Les raisons qui font qu’une personne est en bonne santé ou pas dépendent de multiples facteurs : biologiques, sociaux, environnementaux... Statistiquement, nous sommes plus enclins à être victimes de maladies en appartenant aux catégories pauvres de la société, et à être en meilleure santé si l’on a fait des études longues. Alors comment agir pour améliorer la santé des populations ? L'épidémiologiste Antoine Flahault, ancien directeur de l’École des hautes études en santé publique de Rennes, esquisse quelques pistes de réflexion.

Un épisode de la série « Corpus ».

Pour en savoir plus sur le corps humain : le site Corpus.

corpus

Réalisation : Roland Cros

Production : Universcience, Canopé-CNDP, MGEN, Inserm, Educagri

Année de production : 2014

Durée : 2min11

Accessibilité : sous-titres français

Comprendre la santé des populations / Antoine Flahault

Antoine Flahault
Épidémiologiste

-La santé de la population a des déterminants dont on ne suspecte pas toujours qu'ils sont loin d'être uniquement médicaux. L'un des plus grands déterminants de la santé, c'est la richesse, la pauvreté.

Si vous êtes pauvre, vous avez des facteurs de risque pour presque toutes les maladies.

Les pauvres sont plus souvent obèses, sont plus souvent des fumeurs.

Ils ont plus souvent des maladies infectieuses, des cancers, de l'hypertension artérielle.

Et ils se traitent moins facilement car ils ont moins d'accès aux soins.

Je ne parle pas que de notre pays.

Vous pouvez imaginer que plus vous êtes dans des pays où les inégalités sociales sont importantes, plus vous aurez des disparités de santé importantes.

Donc, la question de la réduction de la pauvreté est au centre de la prévention des nouvelles maladies.

Si vous me dites : "Comment faire pour éviter qu'il y ait trop de conséquences des maladies ?

Comment faire pour améliorer la santé de la population ?" Certains ont proposé d'augmenter le niveau de richesse de la population.

D'autres disent que le niveau d'éducation est très important.

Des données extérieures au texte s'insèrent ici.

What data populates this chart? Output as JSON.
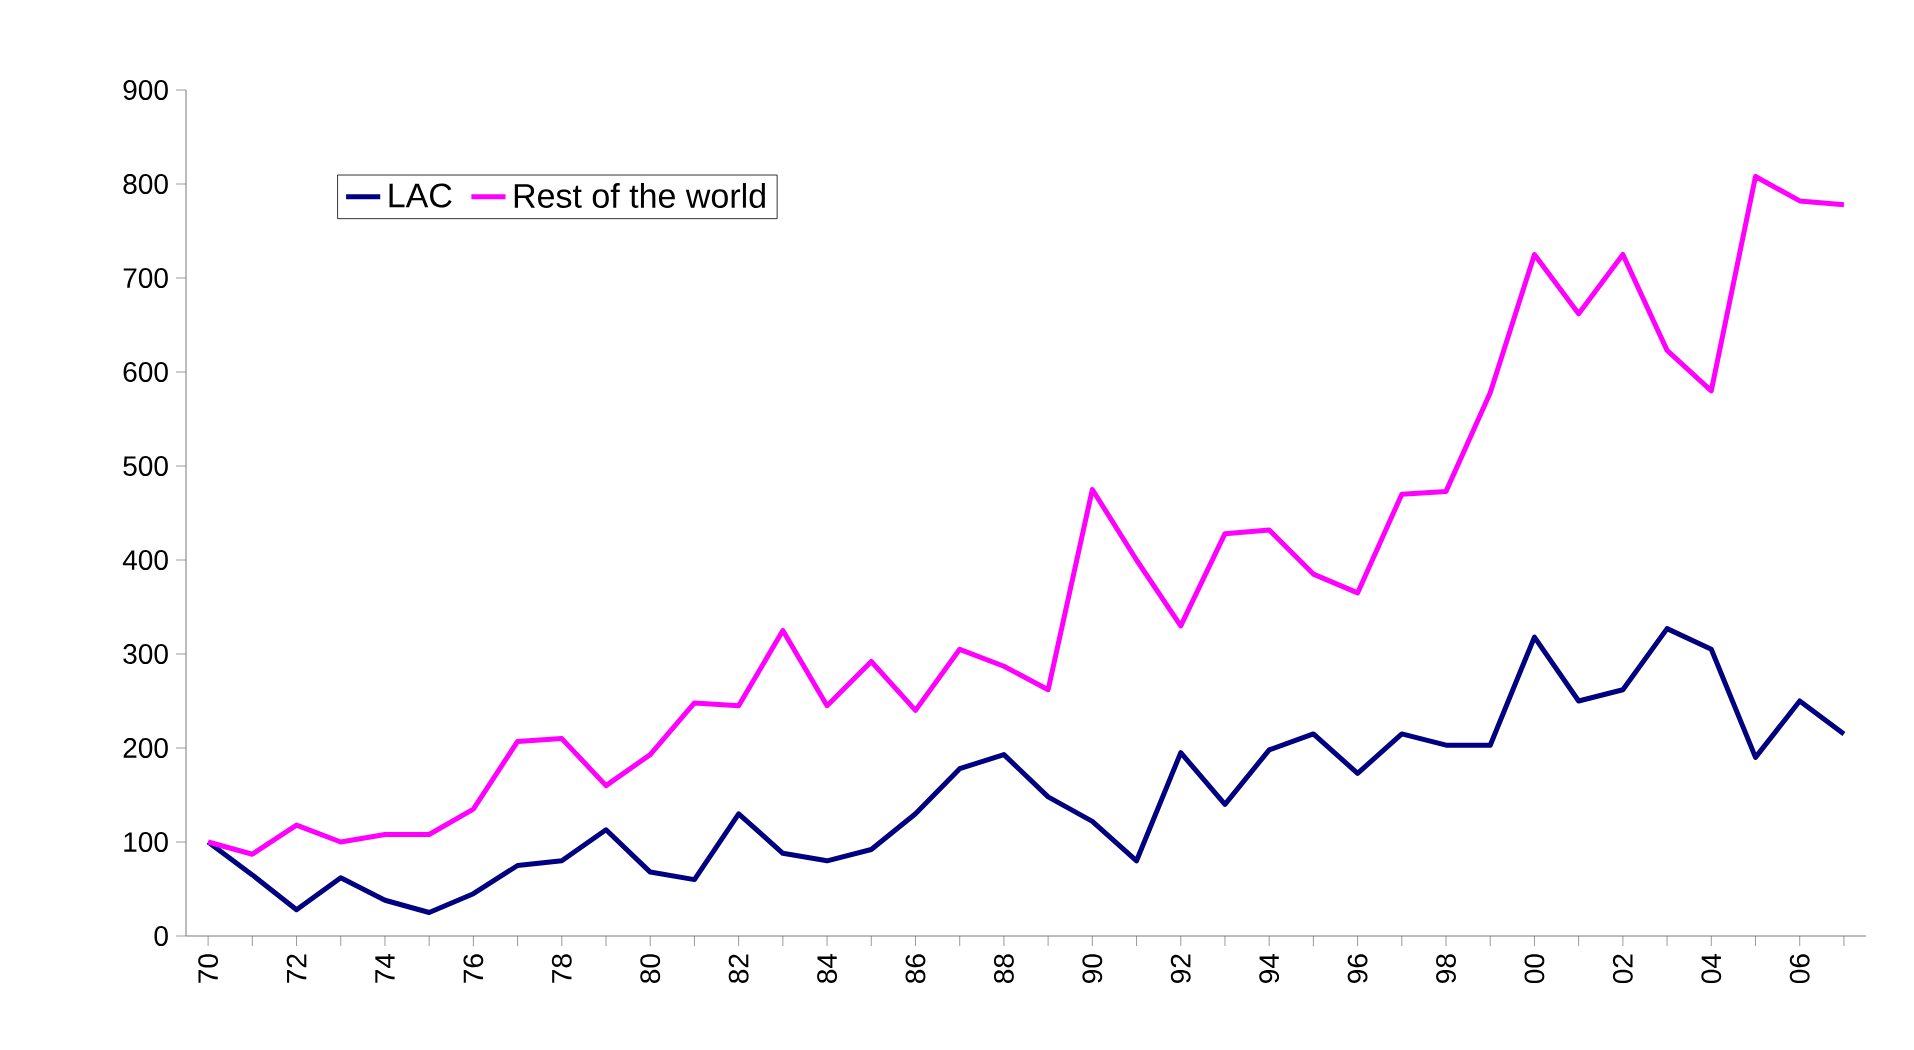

Certains ont observé, avec des études épidémiologiques comparatives, que le fait d'avoir un niveau master à l'université est plus efficace que la plupart des traitements contre le diabète, une maladie qui fait qu'on a trop de sucre dans le sang.

Des médicaments existent, mais le meilleur, c'est d'avoir un master.

Bien sûr, le master ne prévient pas le diabète.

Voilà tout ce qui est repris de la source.